I did run into one little problem. Java’s default classloader behavior is parent-first strategy. That means that whenever a class needs to be loaded, it will first search in the parent context and if not found, it will search in the child context. This generally makes sense, but in my case it meant my customers’ code could end up using my dependencies instead of theirs, which led to very subtle runtime failures, very hard to debug and understand. So Daniel and I ended up writing our own classloader, switching to a child-first strategy (good article about parent-first vs. child-first classloader delegation). There was the occasional weird class that had its own classloader logic (log4j, I’m looking at you…) so we even had to have some custom logic in the classloader to treat them differently.

I had a bigger problem though. The JVM does not consider a class loaded from classloader A to be castable to the exact same class loaded from classloader B. Sure, you, the human, know they’re the same class. But if they’re living in different classloaders, the JVM thinks they’re different.

Reflection to the Rescue!

I had used one obscure, esoteric feature of the JVM to solve the first problem (create a secondary classloader to load customer code with clashing dependencies). So I turned to another obscure, esoteric feature of the JVM to solve my second problem (call code from one classloader in a different classloader): reflection.

What is Java reflection?
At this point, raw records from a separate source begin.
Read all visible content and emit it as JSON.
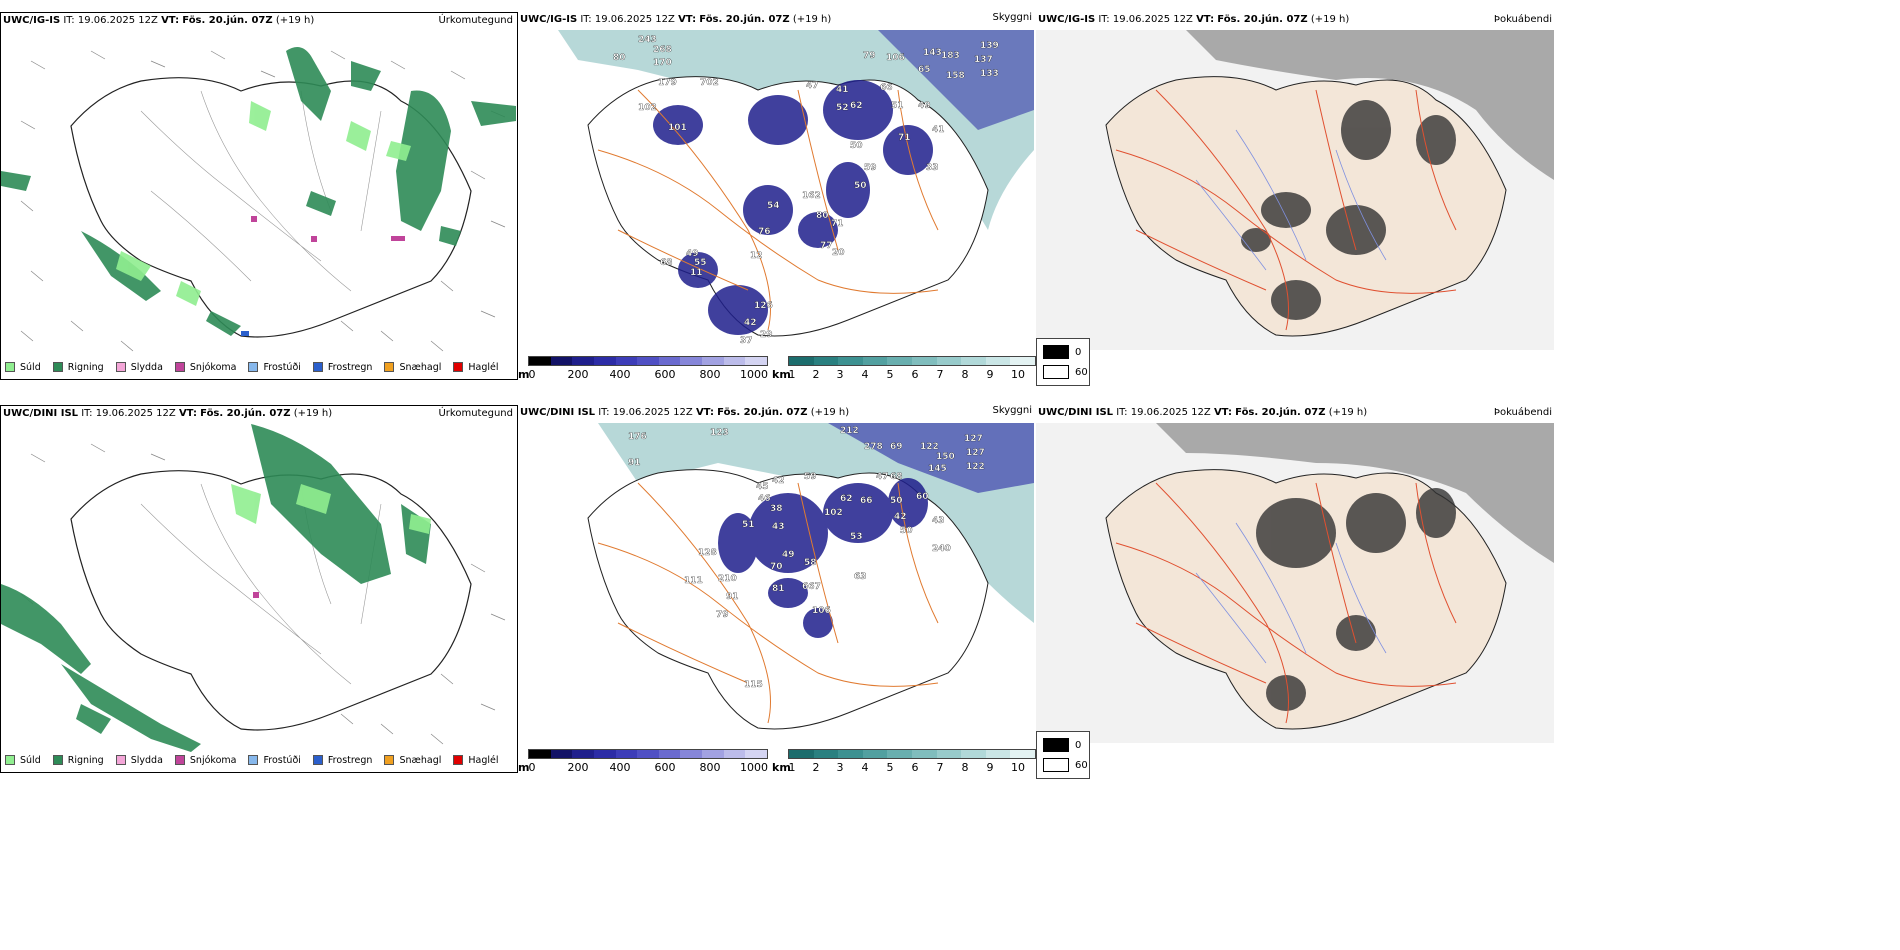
{
  "rows": [
    {
      "model": "UWC/IG-IS",
      "it_label": "IT:",
      "it_value": "19.06.2025 12Z",
      "vt_label": "VT:",
      "vt_value": "Fös. 20.jún. 07Z",
      "lead": "(+19 h)"
    },
    {
      "model": "UWC/DINI ISL",
      "it_label": "IT:",
      "it_value": "19.06.2025 12Z",
      "vt_label": "VT:",
      "vt_value": "Fös. 20.jún. 07Z",
      "lead": "(+19 h)"
    }
  ],
  "panel_titles": {
    "precip_type": "Úrkomutegund",
    "visibility": "Skyggni",
    "cloud": "Þokuábendi"
  },
  "legend": [
    {
      "label": "Súld",
      "color": "#90ee90"
    },
    {
      "label": "Rigning",
      "color": "#2e8b57"
    },
    {
      "label": "Slydda",
      "color": "#f4a6d8"
    },
    {
      "label": "Snjókoma",
      "color": "#c0449a"
    },
    {
      "label": "Frostúði",
      "color": "#87b8ec"
    },
    {
      "label": "Frostregn",
      "color": "#2b5fcc"
    },
    {
      "label": "Snæhagl",
      "color": "#f0a020"
    },
    {
      "label": "Haglél",
      "color": "#e00000"
    }
  ],
  "colorbar_m": {
    "unit": "m",
    "ticks": [
      "0",
      "200",
      "400",
      "600",
      "800",
      "1000"
    ],
    "colors": [
      "#000000",
      "#121266",
      "#1f1f8c",
      "#2c2ca6",
      "#3d3db8",
      "#5050c4",
      "#6a6acf",
      "#8686d9",
      "#a2a2e2",
      "#bcbcea",
      "#d4d4f2"
    ]
  },
  "colorbar_km": {
    "unit": "km",
    "ticks": [
      "1",
      "2",
      "3",
      "4",
      "5",
      "6",
      "7",
      "8",
      "9",
      "10"
    ],
    "colors": [
      "#1c6d6d",
      "#2a8080",
      "#3d9191",
      "#52a0a0",
      "#69afaf",
      "#80bdbd",
      "#98cbcb",
      "#b1d9d9",
      "#cae6e6",
      "#e3f2f2"
    ]
  },
  "cloud_legend": {
    "high": "0",
    "low": "60"
  },
  "visibility_labels": {
    "top": [
      "243",
      "268",
      "170",
      "80",
      "179",
      "702",
      "102",
      "101",
      "47",
      "41",
      "52",
      "62",
      "66",
      "106",
      "79",
      "143",
      "183",
      "139",
      "137",
      "133",
      "158",
      "65",
      "51",
      "49",
      "71",
      "41",
      "50",
      "59",
      "50",
      "33",
      "54",
      "80",
      "71",
      "77",
      "20",
      "162",
      "76",
      "12",
      "55",
      "68",
      "11",
      "126",
      "42",
      "29",
      "37",
      "49"
    ],
    "bottom": [
      "176",
      "123",
      "212",
      "278",
      "69",
      "122",
      "127",
      "150",
      "145",
      "127",
      "122",
      "91",
      "45",
      "42",
      "46",
      "38",
      "59",
      "43",
      "62",
      "47",
      "68",
      "66",
      "50",
      "60",
      "42",
      "50",
      "43",
      "102",
      "53",
      "51",
      "49",
      "70",
      "58",
      "128",
      "210",
      "111",
      "91",
      "79",
      "81",
      "667",
      "106",
      "63",
      "115",
      "240"
    ]
  }
}
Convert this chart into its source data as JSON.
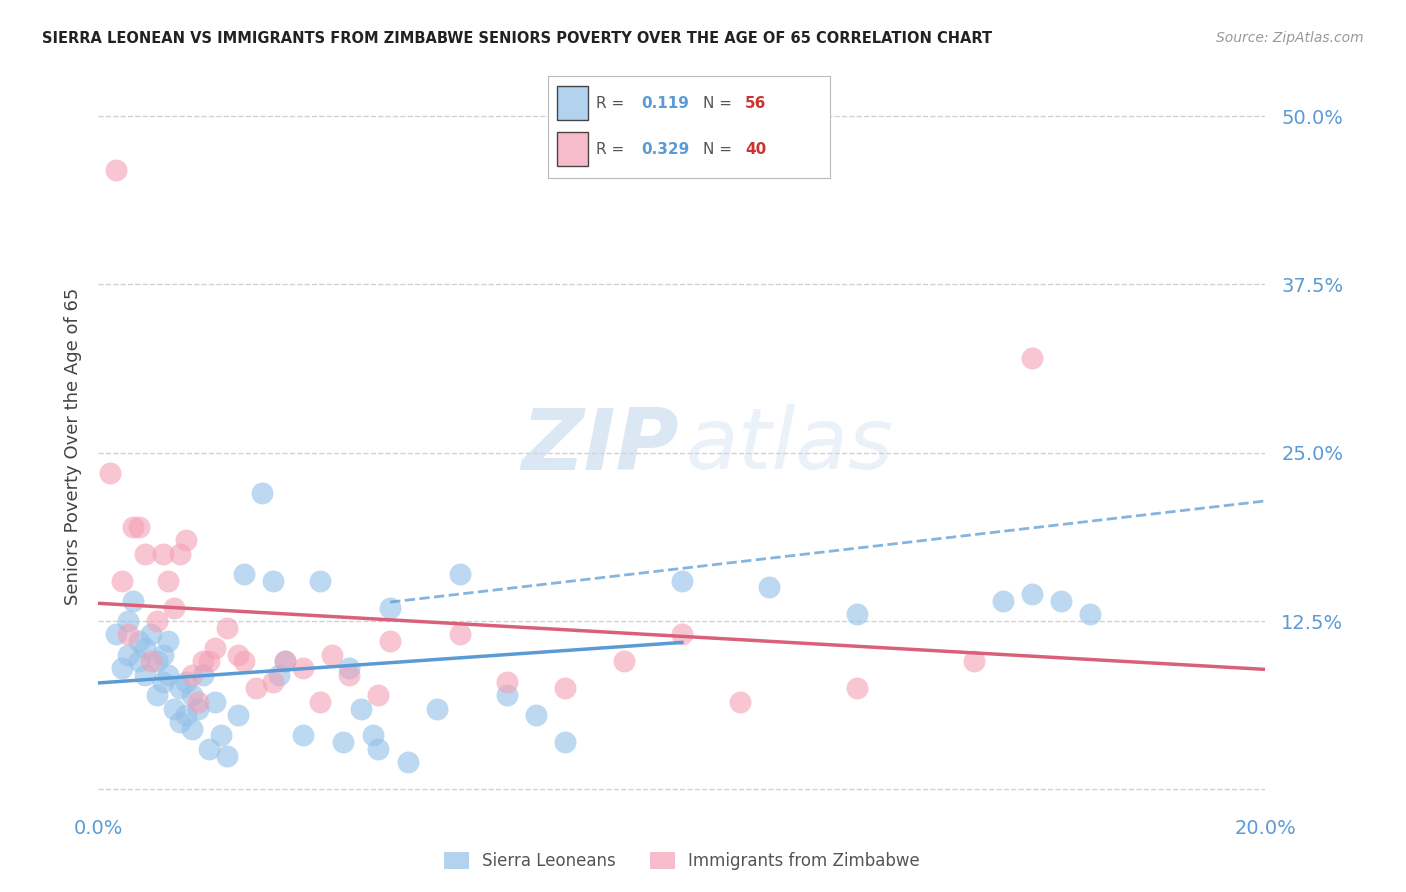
{
  "title": "SIERRA LEONEAN VS IMMIGRANTS FROM ZIMBABWE SENIORS POVERTY OVER THE AGE OF 65 CORRELATION CHART",
  "source": "Source: ZipAtlas.com",
  "ylabel": "Seniors Poverty Over the Age of 65",
  "xmin": 0.0,
  "xmax": 0.2,
  "ymin": -0.01,
  "ymax": 0.52,
  "yticks": [
    0.0,
    0.125,
    0.25,
    0.375,
    0.5
  ],
  "ytick_labels": [
    "",
    "12.5%",
    "25.0%",
    "37.5%",
    "50.0%"
  ],
  "xtick_vals": [
    0.0,
    0.05,
    0.1,
    0.15,
    0.2
  ],
  "xtick_labels": [
    "0.0%",
    "",
    "",
    "",
    "20.0%"
  ],
  "series1_color": "#92C0E8",
  "series2_color": "#F4A0B5",
  "series1_label": "Sierra Leoneans",
  "series2_label": "Immigrants from Zimbabwe",
  "series1_R": "0.119",
  "series1_N": "56",
  "series2_R": "0.329",
  "series2_N": "40",
  "trend1_color": "#5B9BD5",
  "trend2_color": "#D9607A",
  "axis_tick_color": "#5B9BD5",
  "grid_color": "#CCCCCC",
  "sierra_x": [
    0.003,
    0.004,
    0.005,
    0.005,
    0.006,
    0.007,
    0.007,
    0.008,
    0.008,
    0.009,
    0.01,
    0.01,
    0.011,
    0.011,
    0.012,
    0.012,
    0.013,
    0.014,
    0.014,
    0.015,
    0.015,
    0.016,
    0.016,
    0.017,
    0.018,
    0.019,
    0.02,
    0.021,
    0.022,
    0.024,
    0.025,
    0.028,
    0.03,
    0.031,
    0.032,
    0.035,
    0.038,
    0.042,
    0.043,
    0.045,
    0.047,
    0.048,
    0.05,
    0.053,
    0.058,
    0.062,
    0.07,
    0.075,
    0.08,
    0.1,
    0.115,
    0.13,
    0.155,
    0.16,
    0.165,
    0.17
  ],
  "sierra_y": [
    0.115,
    0.09,
    0.1,
    0.125,
    0.14,
    0.095,
    0.11,
    0.085,
    0.105,
    0.115,
    0.07,
    0.095,
    0.08,
    0.1,
    0.085,
    0.11,
    0.06,
    0.05,
    0.075,
    0.055,
    0.08,
    0.045,
    0.07,
    0.06,
    0.085,
    0.03,
    0.065,
    0.04,
    0.025,
    0.055,
    0.16,
    0.22,
    0.155,
    0.085,
    0.095,
    0.04,
    0.155,
    0.035,
    0.09,
    0.06,
    0.04,
    0.03,
    0.135,
    0.02,
    0.06,
    0.16,
    0.07,
    0.055,
    0.035,
    0.155,
    0.15,
    0.13,
    0.14,
    0.145,
    0.14,
    0.13
  ],
  "zimbabwe_x": [
    0.002,
    0.003,
    0.004,
    0.005,
    0.006,
    0.007,
    0.008,
    0.009,
    0.01,
    0.011,
    0.012,
    0.013,
    0.014,
    0.015,
    0.016,
    0.017,
    0.018,
    0.019,
    0.02,
    0.022,
    0.024,
    0.025,
    0.027,
    0.03,
    0.032,
    0.035,
    0.038,
    0.04,
    0.043,
    0.048,
    0.05,
    0.062,
    0.07,
    0.08,
    0.09,
    0.1,
    0.11,
    0.13,
    0.15,
    0.16
  ],
  "zimbabwe_y": [
    0.235,
    0.46,
    0.155,
    0.115,
    0.195,
    0.195,
    0.175,
    0.095,
    0.125,
    0.175,
    0.155,
    0.135,
    0.175,
    0.185,
    0.085,
    0.065,
    0.095,
    0.095,
    0.105,
    0.12,
    0.1,
    0.095,
    0.075,
    0.08,
    0.095,
    0.09,
    0.065,
    0.1,
    0.085,
    0.07,
    0.11,
    0.115,
    0.08,
    0.075,
    0.095,
    0.115,
    0.065,
    0.075,
    0.095,
    0.32
  ]
}
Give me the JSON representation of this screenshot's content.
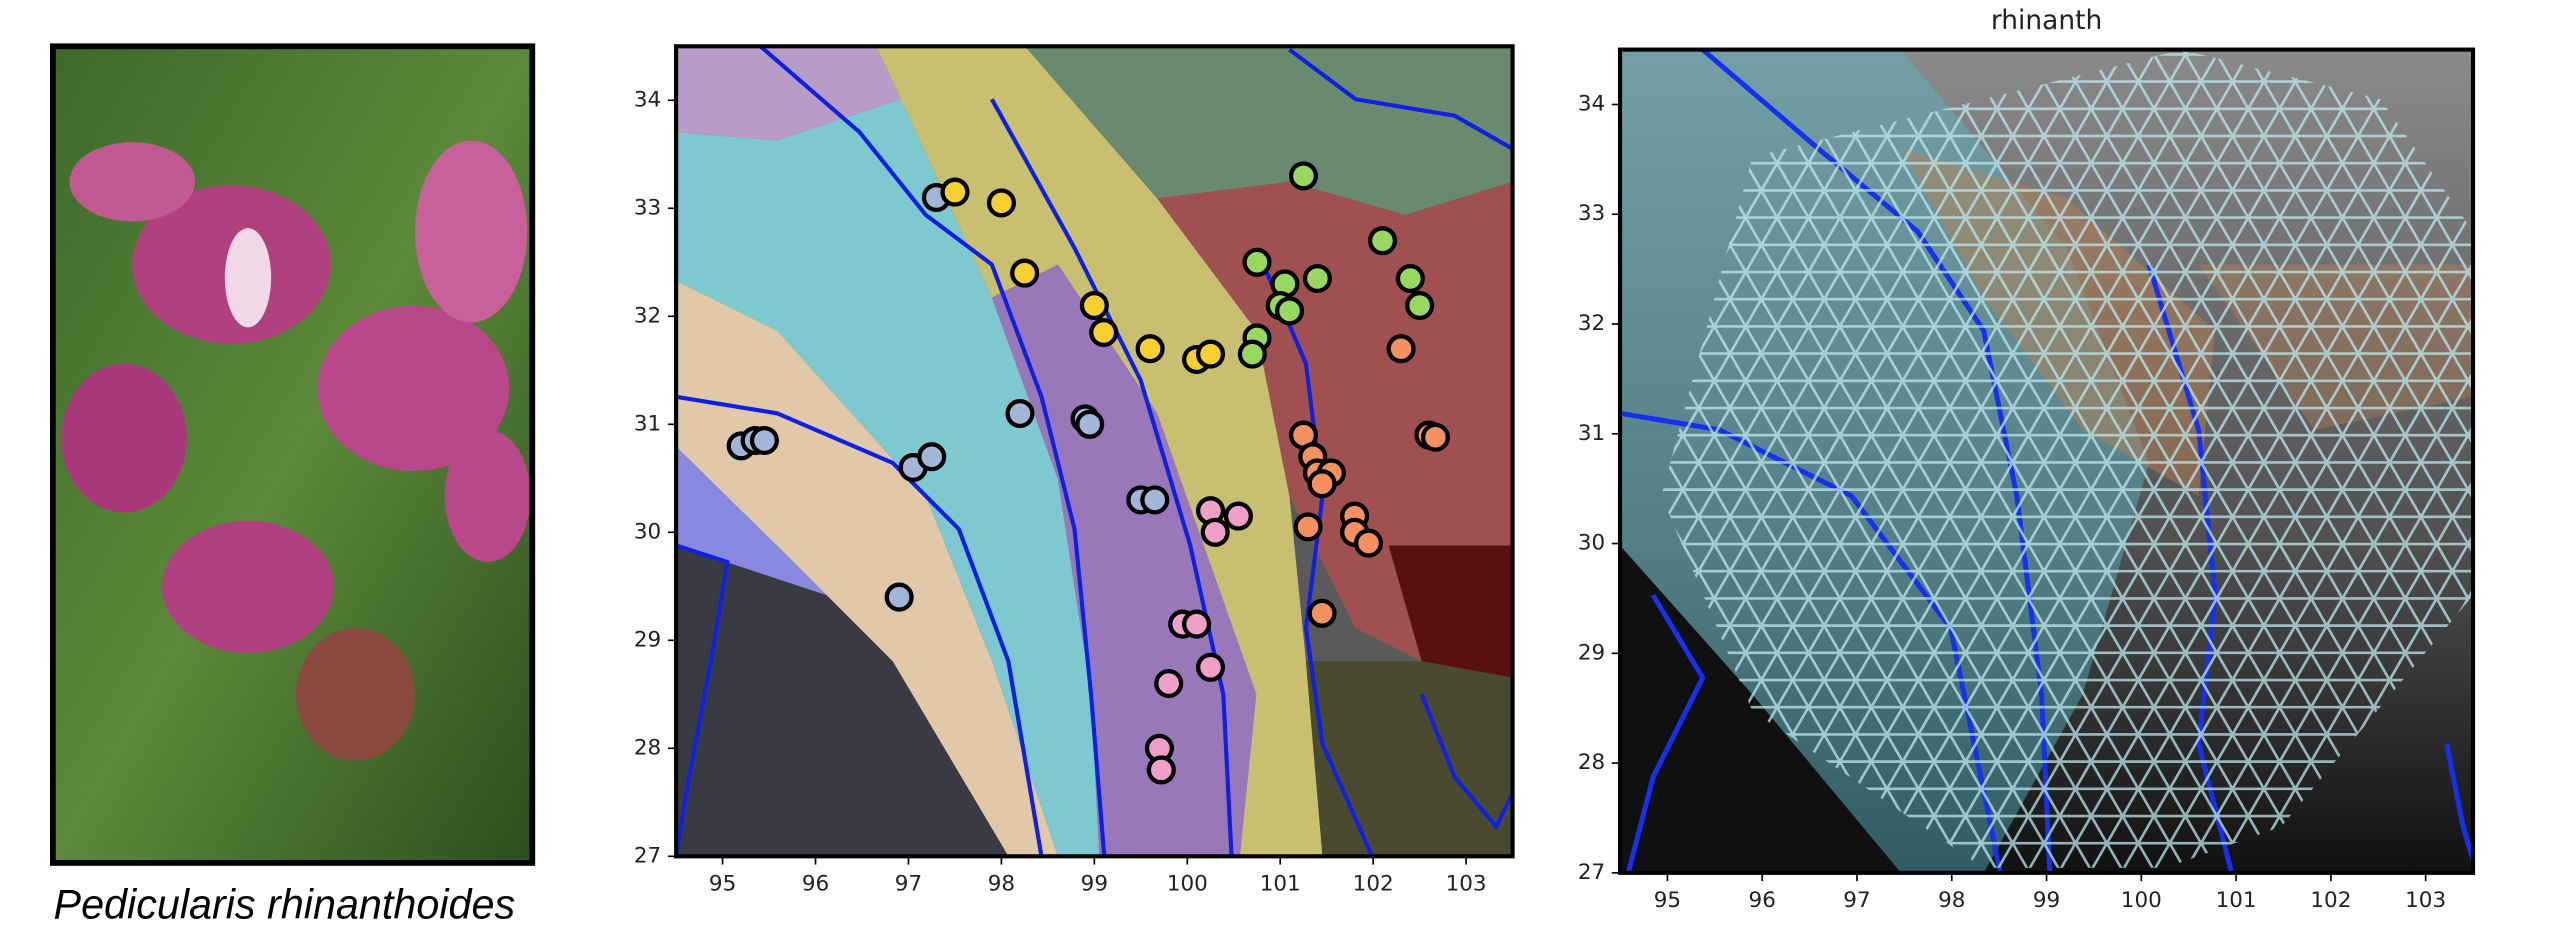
{
  "figure": {
    "caption": "Pedicularis rhinanthoides"
  },
  "chart_data": [
    {
      "type": "scatter",
      "xlim": [
        94.5,
        103.5
      ],
      "ylim": [
        27,
        34.5
      ],
      "xticks": [
        95,
        96,
        97,
        98,
        99,
        100,
        101,
        102,
        103
      ],
      "yticks": [
        27,
        28,
        29,
        30,
        31,
        32,
        33,
        34
      ],
      "series": [
        {
          "color": "#a3b6d8",
          "x": [
            95.2,
            95.35,
            95.45,
            98.2,
            98.9,
            98.95,
            97.05,
            97.25,
            96.9,
            99.5,
            99.65,
            97.3
          ],
          "y": [
            30.8,
            30.85,
            30.85,
            31.1,
            31.05,
            31.0,
            30.6,
            30.7,
            29.4,
            30.3,
            30.3,
            33.1
          ]
        },
        {
          "color": "#f5d030",
          "x": [
            97.5,
            98.0,
            98.25,
            99.0,
            99.1,
            99.6,
            100.1,
            100.25
          ],
          "y": [
            33.15,
            33.05,
            32.4,
            32.1,
            31.85,
            31.7,
            31.6,
            31.65
          ]
        },
        {
          "color": "#98d860",
          "x": [
            101.25,
            102.1,
            100.75,
            101.05,
            101.4,
            101.0,
            101.1,
            102.4,
            102.5,
            100.75,
            100.7
          ],
          "y": [
            33.3,
            32.7,
            32.5,
            32.3,
            32.35,
            32.1,
            32.05,
            32.35,
            32.1,
            31.8,
            31.65
          ]
        },
        {
          "color": "#f59060",
          "x": [
            102.3,
            101.25,
            102.6,
            102.67,
            101.35,
            101.4,
            101.55,
            101.45,
            101.3,
            101.8,
            101.8,
            101.95,
            101.45
          ],
          "y": [
            31.7,
            30.9,
            30.9,
            30.88,
            30.7,
            30.55,
            30.55,
            30.45,
            30.05,
            30.15,
            30.0,
            29.9,
            29.25
          ]
        },
        {
          "color": "#f0a0c8",
          "x": [
            100.25,
            100.3,
            100.55,
            99.95,
            100.1,
            100.25,
            99.8,
            99.7,
            99.72
          ],
          "y": [
            30.2,
            30.0,
            30.15,
            29.15,
            29.15,
            28.75,
            28.6,
            28.0,
            27.8
          ]
        }
      ]
    },
    {
      "type": "grid-map",
      "title": "rhinanth",
      "xlim": [
        94.5,
        103.5
      ],
      "ylim": [
        27,
        34.5
      ],
      "xticks": [
        95,
        96,
        97,
        98,
        99,
        100,
        101,
        102,
        103
      ],
      "yticks": [
        27,
        28,
        29,
        30,
        31,
        32,
        33,
        34
      ]
    }
  ]
}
From here, “Reflection is an API which is used to examine or modify the behavior of methods, classes, interfaces at runtime.”

Reflection is ugly to look at, but incredibly powerful. Say I wanted to call a method doSomething in an object foo from my secondary class loader. Instead of doing this:

foo.doSomething();        

I could do this:

Method method = foo.getClass().getMethod("doSomething", null);
method.invoke(foo, null);        

This is hideous, verbose code, but it works very well across classloaders! It gets even uglier when parameters are involved in those method calls.

Annotations to the Rescue!

I had one more decision to make. Traditionally to write code that executes within a framework, the framework exposes a Java interface, and you must create a Java class that implements the interface. This is a fine and tried way but I disliked a few things about it. One, sometimes customers already had test code that behaved like transactions X, Y and Z. So I didn’t want to force them to have to refactor it or have multiple copies of it around. Secondly I didn’t have 100% certainty that I had ironed out the exact interface and I suspected many cases were going to surface as my platform gained more customers, so I wanted to harden the API but leave the door open for growth. Instead of Java interfaces, I turned to yet another somewhat esoteric feature of the JVM: annotations.

What are Java annotations? From here: Java annotations are used to provide metadata for your Java code. These can be runtime instructions that tell others what to do with your code.

Annotations turned out to be an elegant solution to my problem of how to evolve my platform, and keep it flexible, while having a reasonably hardened API. The annotations could encode all kinds of interesting metadata for my customers to tell my platform. You could annotate your initialization code, your termination code, and your transactions. TestNG and jUnit both do a nice job with this, with @BeforeClass, @BeforeTest, @Test, @DataProviders, etc, so I took a lot of my inspiration from TestNG. You could annotate pre-existing code in a couple of minutes and have a working load test!

And miraculously it all worked!

In my final solution, I vended my software via an interface package that contained annotations. Customers brought the interface package into their VS. Because it was just an interface, it brought no dependencies into their VS, just itself. And because the interface was hardened, I didn’t have to worry about customers refreshing the interface regularly. The interface offered a bunch of annotations, so it afforded me flexibility to grow it in the future. And lastly, since I loaded my closure into the primary classloader and my customer’s closure into a secondary classloader, incompatible classes could happily coexist.

To be honest, the code necessary to make all this happen is probably the ugliest code I’ve ever written. The APIs for dealing with classloaders, reflection and annotations are powerful, but they aren’t particularly elegant or beautiful, and neither was my code. But it was effective, and it has survived a decade in production, being executed millions of times per second in production right now as you’re reading this story. The tradeoff was product complexity for me, or a more complicated onboarding story for my customers, so I chose the former. Customer Experience always wins. I think that had a lot to do with the product usage growing to tens of thousands of services at Amazon using it every day to validate they can scale. The fact that it’s still running today is a testament to those design choices holding up to the passage of time.

Next time you see an esoteric feature, just think: it may end up being just what you need some day!